It seems we haven’t come all that far from the mattress method of saving.
For 54 million Americans, says a new Bankrate.com report, cash — well, in the forms of savings and CDs, anyway — is the long-term investment of choice, beating out everything but real estate.
While 25 percent of Americans chose real estate as their favored savings method for money that they don’t need for more than 10 years, and 23 percent chose cash — the aforementioned savings and CDs — gold/precious metals and the stock market tied at 16 percent each, with bonds only the investment of choice for a measly 5 percent.
Considering the amount of return needed to fund a retirement, and the interest rates paid on savings and even CDs, that’s no way to save for what could be 30 years out of the workplace.
But understandably, perhaps, many are skittish when it comes to investing in stocks after the Great Recession — not to mention the downturn of 2000-2002 — and it shows, particularly in GenX’s least-likely penchant to turn to the stock market for their long-term investing; just 13 percent of them look to stocks as an investment, compared with 17 percent of millennials.
Cash investments, as might be expected, were more popular among households with lower incomes — below $50,000 — than they were among people with above-average incomes.
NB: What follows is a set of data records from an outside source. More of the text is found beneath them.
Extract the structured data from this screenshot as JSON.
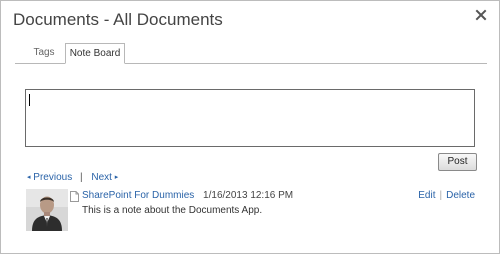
{
  "dialog": {
    "title": "Documents - All Documents"
  },
  "tabs": [
    {
      "label": "Tags"
    },
    {
      "label": "Note Board"
    }
  ],
  "note_input": {
    "value": ""
  },
  "post_button": {
    "label": "Post"
  },
  "pager": {
    "previous_label": "Previous",
    "separator": "|",
    "next_label": "Next"
  },
  "note": {
    "author_link": "SharePoint For Dummies",
    "timestamp": "1/16/2013 12:16 PM",
    "text": "This is a note about the Documents App.",
    "edit_label": "Edit",
    "separator": "|",
    "delete_label": "Delete"
  },
  "colors": {
    "link": "#2a63a8",
    "border": "#bcbcbc",
    "text": "#444444"
  },
  "icons": {
    "close": "close-icon",
    "prev": "chevron-left-icon",
    "next": "chevron-right-icon",
    "doc": "document-icon"
  }
}
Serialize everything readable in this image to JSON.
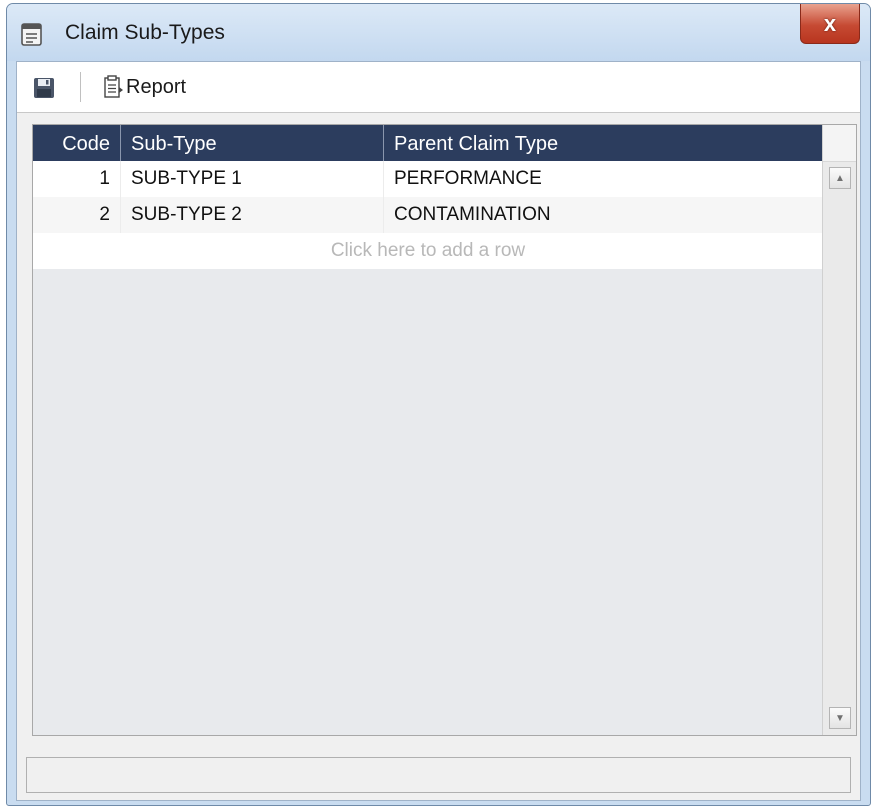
{
  "window": {
    "title": "Claim Sub-Types",
    "close_label": "x"
  },
  "toolbar": {
    "report_label": "Report"
  },
  "grid": {
    "columns": [
      "Code",
      "Sub-Type",
      "Parent Claim Type"
    ],
    "rows": [
      {
        "code": "1",
        "sub_type": "SUB-TYPE 1",
        "parent": "PERFORMANCE"
      },
      {
        "code": "2",
        "sub_type": "SUB-TYPE 2",
        "parent": "CONTAMINATION"
      }
    ],
    "add_row_text": "Click here to add a row"
  },
  "colors": {
    "header_bg": "#2c3d5e",
    "titlebar": "#c9dcf0",
    "close_button": "#c64a33"
  }
}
And interestingly, 43 percent of younger millennials — 18–25-year-olds — “overwhelmingly” chose cash as their investment of choice for money they wouldn’t need for 10 or more years.
And that was by more than a 2-to-1 margin over the next runner-up, real estate. But 28 percent of older millennials — 26–35-year-olds — sided with older age groups on choosing real estate as their first option for long-term investment. Among millennials as a whole, 32 percent opted for cash instead.
People appear to be more afraid of losing what they have than the potential to grow it into more. By choosing to invest long-term money into real estate, cash and even gold, they’re more pursuing safe havens (although for gold, that’s debatable) than they are actually investing.
But as long as the economy continues to treat the majority harshly, with lower salaries and disappearing benefits, that’s a trend that’s likely to continue.